Here is my way that involves some manual work. Let's assume your dataset is in the variable test
# may only require some of the packages of tidyverse
library(tidyverse)
# this will give all column unique names
renamed_test <- test %>%
set_names(str_c(names(test), 1:ncol(test)))
# then for each duplicated column name, they now start with the same prefix;
# so select all these columns and use gather to append them one after another,
# and finally rename the merged column back to the original name
bound_col_1 <- renamed_test %>%
select(starts_with("Col_1")) %>%
gather %>%
transmute(Col_1 = value)
# repeat this for 'Col_2'
# .....
# last, column bind all these results
bind_cols(bound_col_1, bound_col_2, [potentiall other variables])
Edit:
I generalized the solution so it will automatically find all duplicated columns and row bind each
library(tidyverse)
# testing data
test <- data.frame(c(1,2,3), c(7,8,9), c(4,5,6), c(10,11,12), c(100, 101, 102)) %>%
set_names(c("Col_1", "Col_2", "Col_1", "Col_2", "Col_3"))
col_names <- names(test)
# find all columns that have duplicated columns
dup_names <- col_names[duplicated(col_names)]

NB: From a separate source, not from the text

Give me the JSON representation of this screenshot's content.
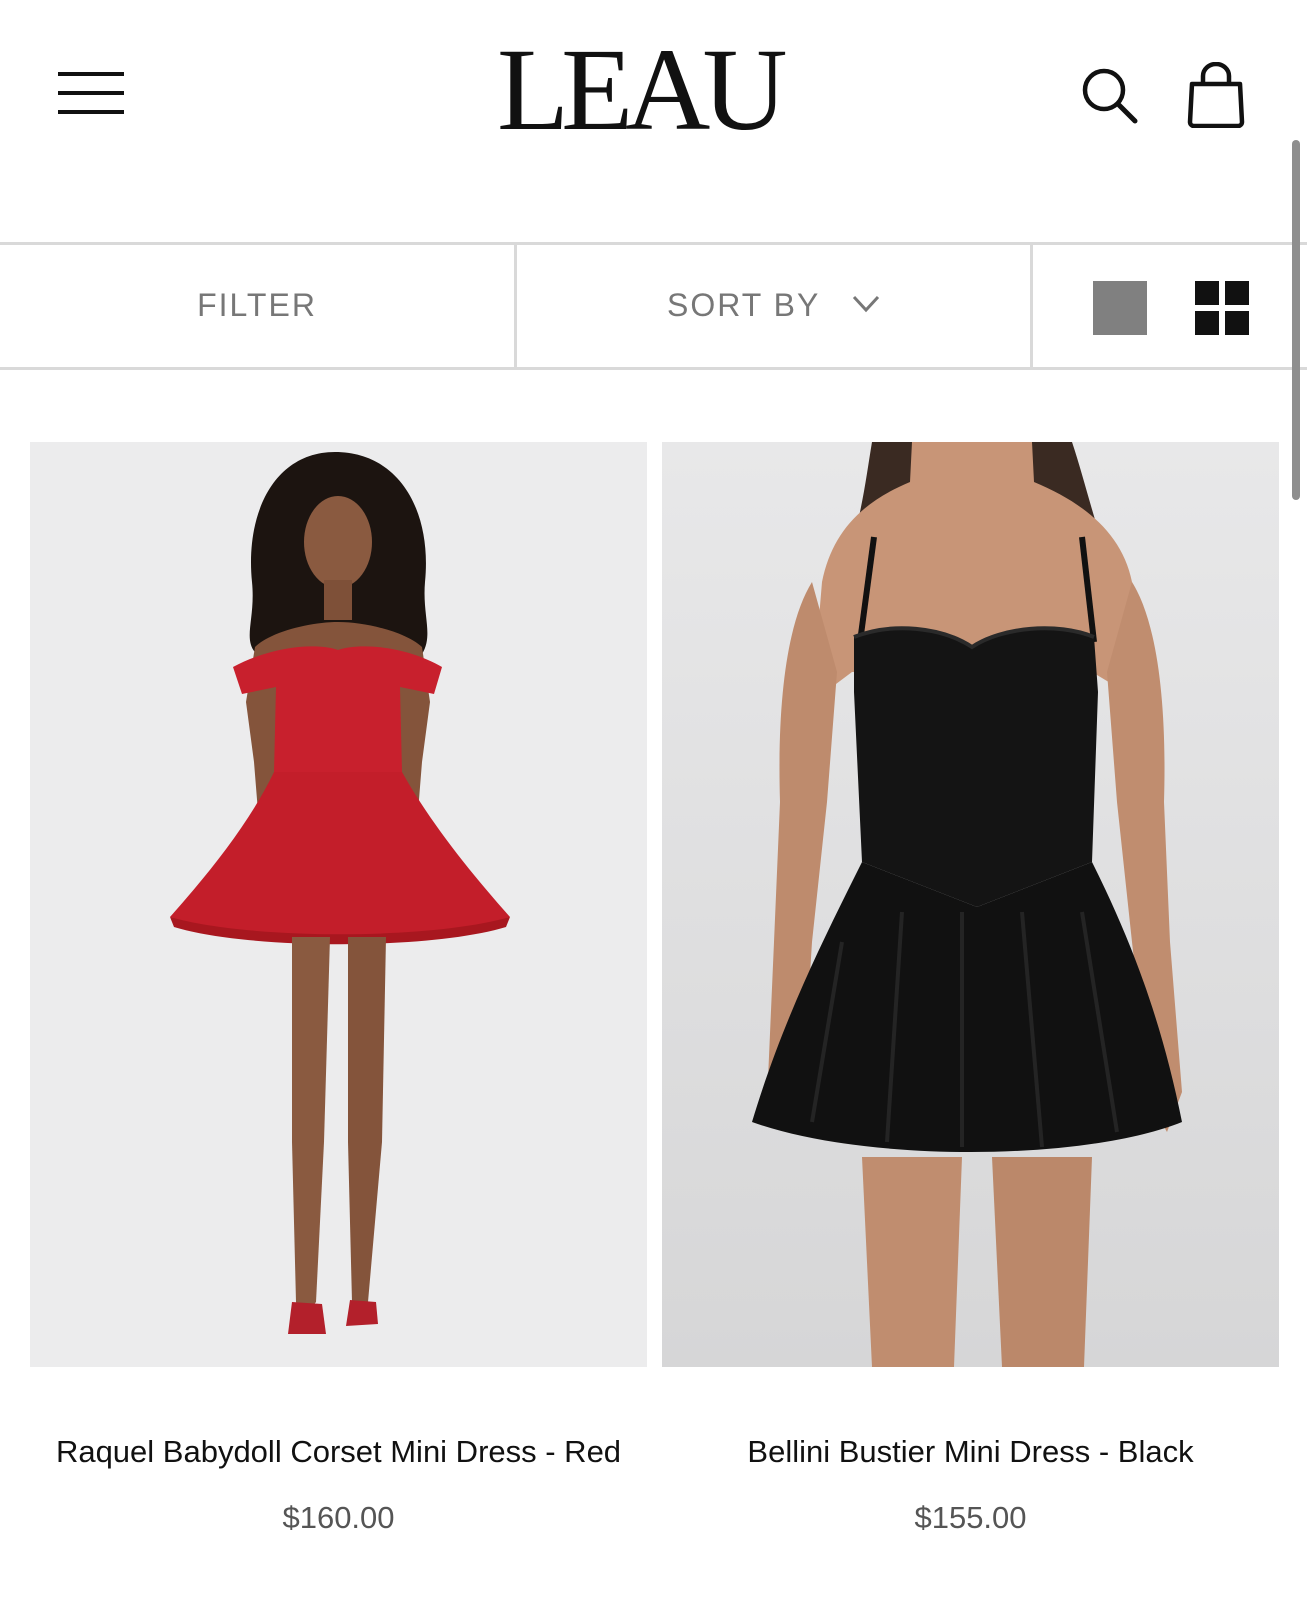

# make the column names unique so it will work with tidyr
renamed_test <- test %>%
set_names(str_c(col_names, "-", 1:ncol(test)))
unique_data <- test[!(duplicated(col_names) | duplicated(col_names, fromLast = TRUE))]

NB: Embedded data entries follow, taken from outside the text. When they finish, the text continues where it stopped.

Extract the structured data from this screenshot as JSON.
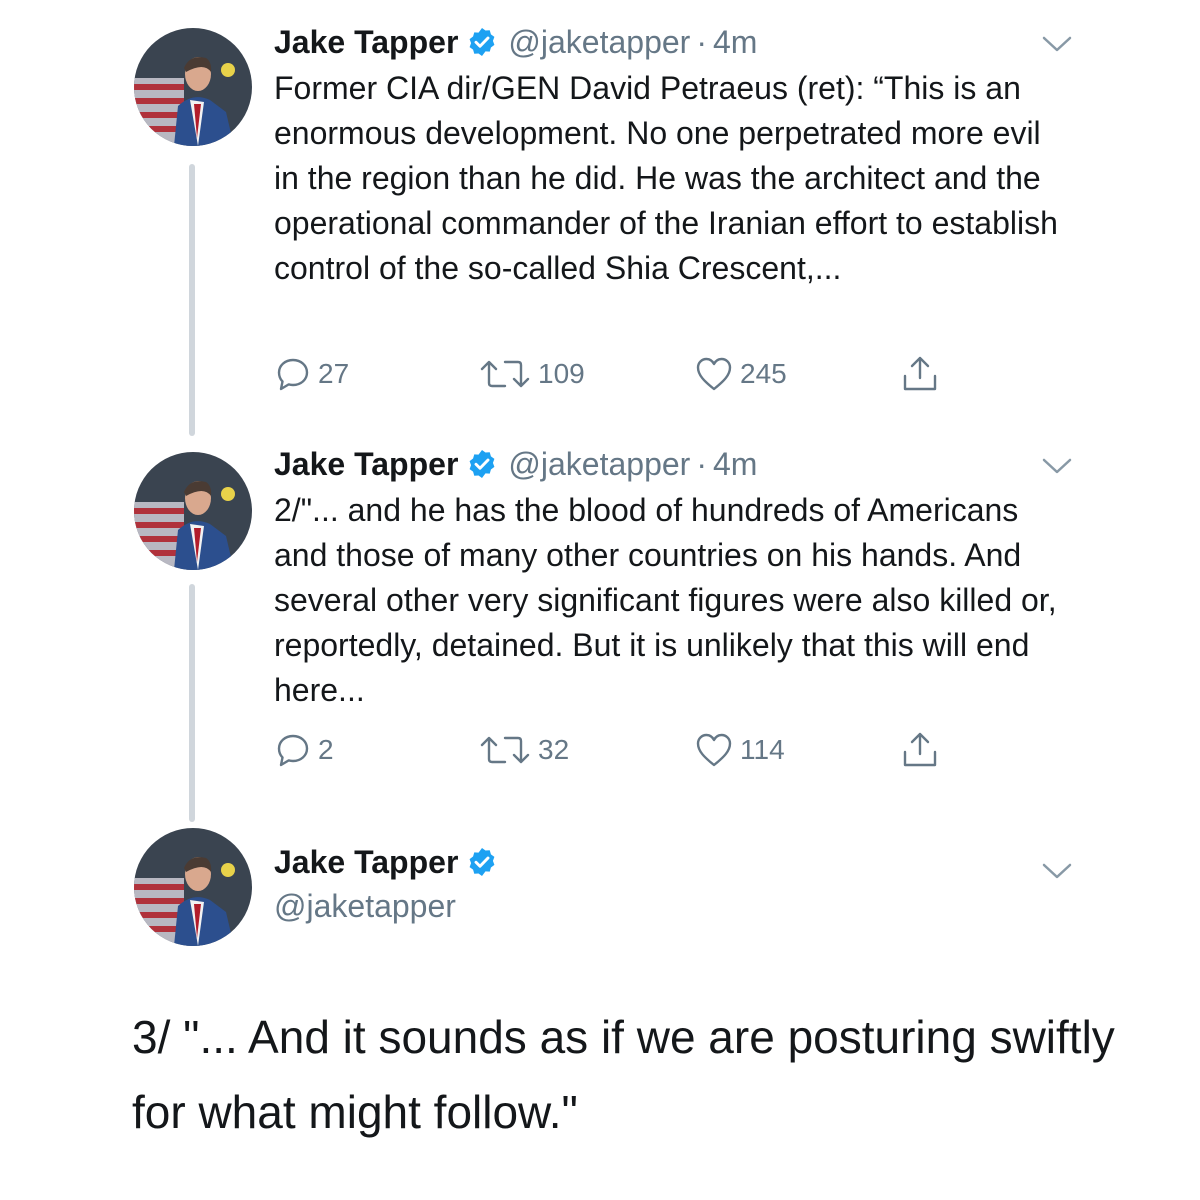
{
  "colors": {
    "verified": "#1da1f2",
    "thread_line": "#d0d6dc",
    "secondary_text": "#657786",
    "primary_text": "#14171a"
  },
  "tweets": [
    {
      "author_name": "Jake Tapper",
      "handle": "@jaketapper",
      "separator": "·",
      "time": "4m",
      "text": "Former CIA dir/GEN David Petraeus (ret):  “This is an enormous development. No one perpetrated more evil in the region than he did. He was the architect and the operational commander of the Iranian effort to establish control of the so-called Shia Crescent,...",
      "replies": "27",
      "retweets": "109",
      "likes": "245"
    },
    {
      "author_name": "Jake Tapper",
      "handle": "@jaketapper",
      "separator": "·",
      "time": "4m",
      "text": "2/\"... and he has the blood of hundreds of Americans and those of many other countries on his hands. And several other very significant figures were also killed or, reportedly, detained. But it is unlikely that this will end here...",
      "replies": "2",
      "retweets": "32",
      "likes": "114"
    },
    {
      "author_name": "Jake Tapper",
      "handle": "@jaketapper",
      "text": "3/ \"... And it sounds as if we are posturing swiftly for what might follow.\""
    }
  ],
  "icons": {
    "verified": "verified-badge-icon",
    "menu": "chevron-down-icon",
    "reply": "reply-bubble-icon",
    "retweet": "retweet-icon",
    "like": "heart-icon",
    "share": "share-upload-icon"
  }
}
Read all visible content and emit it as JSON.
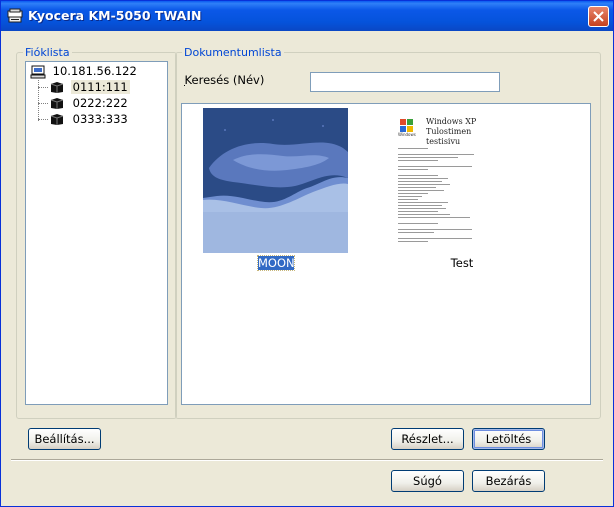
{
  "window": {
    "title": "Kyocera KM-5050 TWAIN"
  },
  "accounts": {
    "legend": "Fióklista",
    "root": {
      "label": "10.181.56.122",
      "icon": "computer-icon"
    },
    "items": [
      {
        "label": "0111:111",
        "icon": "box-icon",
        "selected": true
      },
      {
        "label": "0222:222",
        "icon": "box-icon",
        "selected": false
      },
      {
        "label": "0333:333",
        "icon": "box-icon",
        "selected": false
      }
    ]
  },
  "documents": {
    "legend": "Dokumentumlista",
    "search_label": "Keresés (Név)",
    "search_value": "",
    "items": [
      {
        "label": "MOON",
        "selected": true
      },
      {
        "label": "Test",
        "selected": false,
        "page_heading_line1": "Windows XP",
        "page_heading_line2": "Tulostimen",
        "page_heading_line3": "testisivu"
      }
    ]
  },
  "buttons": {
    "settings": "Beállítás...",
    "details": "Részlet...",
    "download": "Letöltés",
    "help": "Súgó",
    "close": "Bezárás"
  },
  "colors": {
    "title_bar": "#0553db",
    "legend": "#0046d5",
    "selection": "#316ac5"
  }
}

# for each duplicated column name, merge all columns that have the same name
dup_names %>% map(function(col_name) {
renamed_test %>%
select(starts_with(col_name)) %>%
gather %>% # bind rows
select(-1) %>% # merged value is the last column
set_names(c(col_name)) # rename the column name back to its original name
}) %>% bind_cols
result <- bind_rows(tmp_result, unique_data)
This is tricky when you try to bind the columns because the merged data might have different row number. You can compare the length every time when merging and fill the shorter list by appending 0s.